Alles über gängige Plakatwerbeformate und ihre idealen Abmessungen

Die Wahl eines Formats für Werbeplakate beschränkt sich nicht nur auf eine Frage der Zentimeter. Hinter jeder Dimension verbergen sich technische Einschränkungen, variable Leseabstände und Budgetentscheidungen, die von den Werbetreibenden oft unterschätzt werden. Um die gängigen Werbeplakatformate zu verstehen, ist es notwendig, die Norm ISO 216 mit den Gegebenheiten vor Ort zu kombinieren: Art des Trägers, Installationsort und Leseabstand.

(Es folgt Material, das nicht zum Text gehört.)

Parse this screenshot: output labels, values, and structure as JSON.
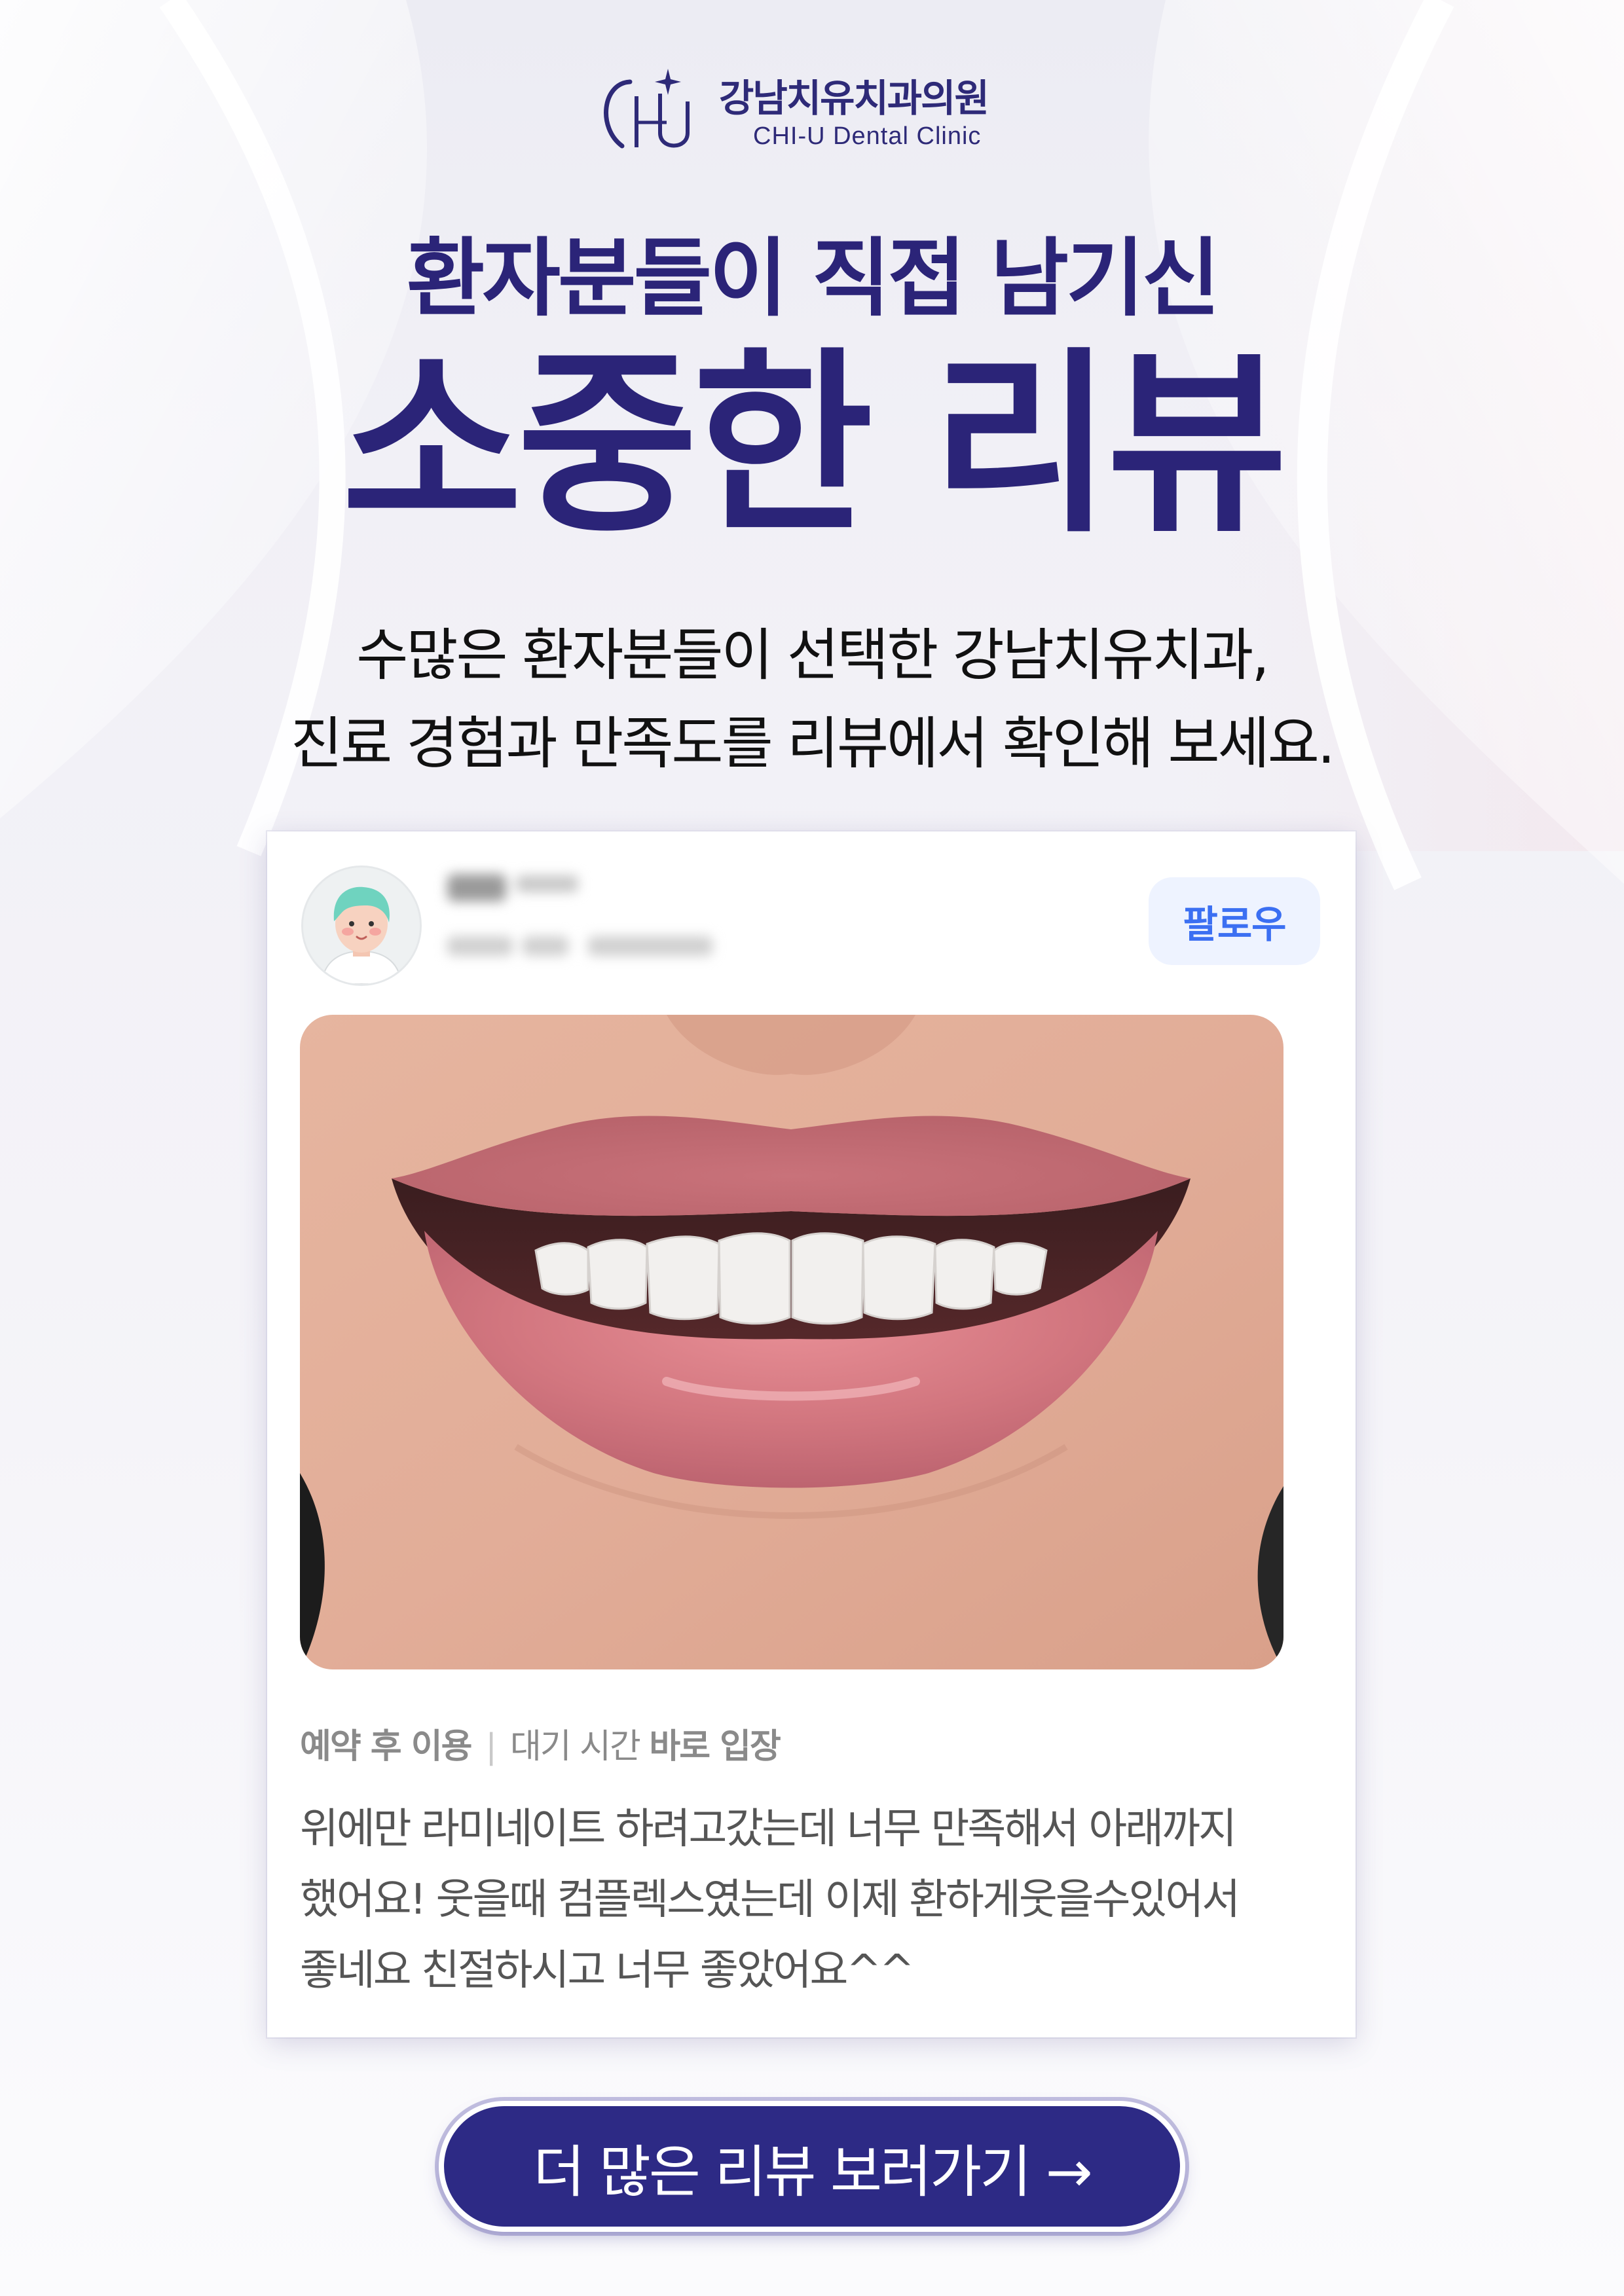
{
  "logo": {
    "name_kr": "강남치유치과의원",
    "name_en": "CHI-U Dental Clinic"
  },
  "headline": {
    "line1": "환자분들이 직접 남기신",
    "line2": "소중한 리뷰"
  },
  "subheadline": {
    "line1": "수많은 환자분들이 선택한 강남치유치과,",
    "line2": "진료 경험과 만족도를 리뷰에서 확인해 보세요."
  },
  "review": {
    "follow_label": "팔로우",
    "tags": {
      "visit_type": "예약 후 이용",
      "wait_label": "대기 시간",
      "wait_value": "바로 입장"
    },
    "text_lines": [
      "위에만 라미네이트 하려고갔는데 너무 만족해서 아래까지",
      "했어요! 웃을때 컴플렉스였는데 이제 환하게웃을수있어서",
      "좋네요 친절하시고 너무 좋았어요^^"
    ]
  },
  "cta": {
    "label": "더 많은 리뷰 보러가기 →"
  },
  "colors": {
    "brand_navy": "#2b2478",
    "follow_blue": "#3b6ff2",
    "cta_bg": "#2d2a85"
  }
}
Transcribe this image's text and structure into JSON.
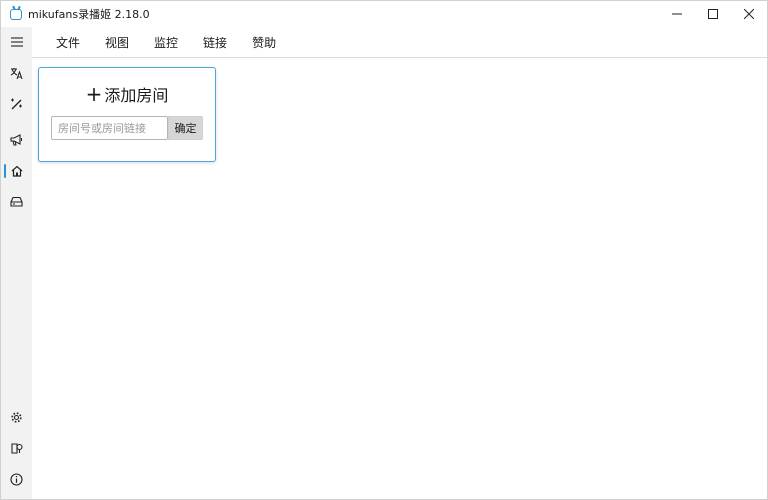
{
  "window": {
    "title": "mikufans录播姬 2.18.0",
    "controls": [
      "minimize-icon",
      "maximize-icon",
      "close-icon"
    ]
  },
  "menu": {
    "items": [
      {
        "label": "文件"
      },
      {
        "label": "视图"
      },
      {
        "label": "监控"
      },
      {
        "label": "链接"
      },
      {
        "label": "赞助"
      }
    ]
  },
  "sidebar": {
    "top_icons": [
      "hamburger-menu-icon",
      "translate-icon",
      "magic-wand-icon",
      "megaphone-icon",
      "home-icon",
      "storage-drive-icon"
    ],
    "bottom_icons": [
      "settings-gear-icon",
      "logs-icon",
      "info-icon"
    ],
    "active": "home-icon",
    "accent_color": "#2e8fd1"
  },
  "add_room": {
    "title": "添加房间",
    "input_value": "",
    "input_placeholder": "房间号或房间链接",
    "confirm_label": "确定",
    "border_color": "#4aa6df"
  }
}
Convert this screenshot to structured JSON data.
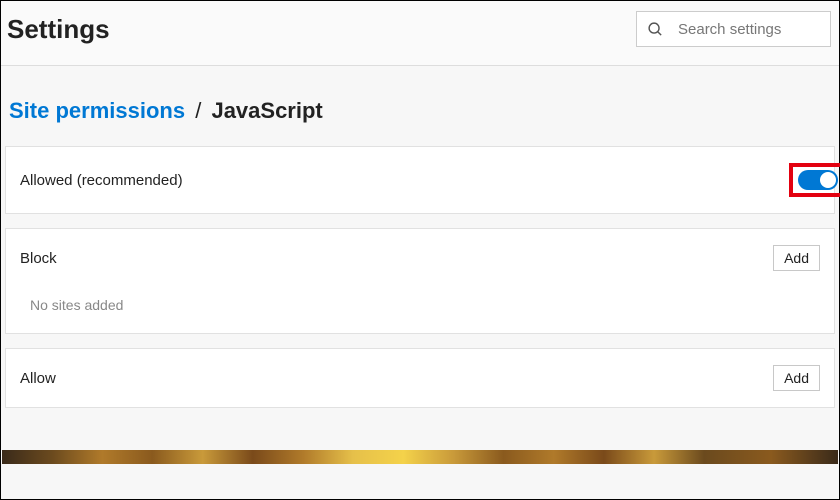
{
  "header": {
    "title": "Settings",
    "search_placeholder": "Search settings"
  },
  "breadcrumb": {
    "parent": "Site permissions",
    "separator": "/",
    "current": "JavaScript"
  },
  "main": {
    "allowed_label": "Allowed (recommended)",
    "allowed_toggle_on": true
  },
  "block": {
    "title": "Block",
    "add_label": "Add",
    "empty_text": "No sites added"
  },
  "allow": {
    "title": "Allow",
    "add_label": "Add"
  }
}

Beschnitt und Formate A0+: die Dimensionen hinter dem sichtbaren Format

Großes Werbeplakat im Großformat, das in einer städtischen Umgebung an einer europäischen Straßenecke installiert ist

Die meisten Leitfäden präsentieren Plakatformate als feste Rechtecke, die auf der standardisierten A-Serie basieren. Die Realität in der Druckerei ist differenzierter. Für Großformate (A1, A0 und darüber hinaus) arbeiten Fachleute häufig mit sogenannten A0+-Formaten, die größer als 84,1 x 118,9 cm sind. Diese zusätzliche Fläche ist nicht dekorativ: Sie absorbiert die Beschnitte, technischen Ränder und Schnittmarken, die für ein sauberes Ergebnis nach dem Schneiden des Plakats unerlässlich sind.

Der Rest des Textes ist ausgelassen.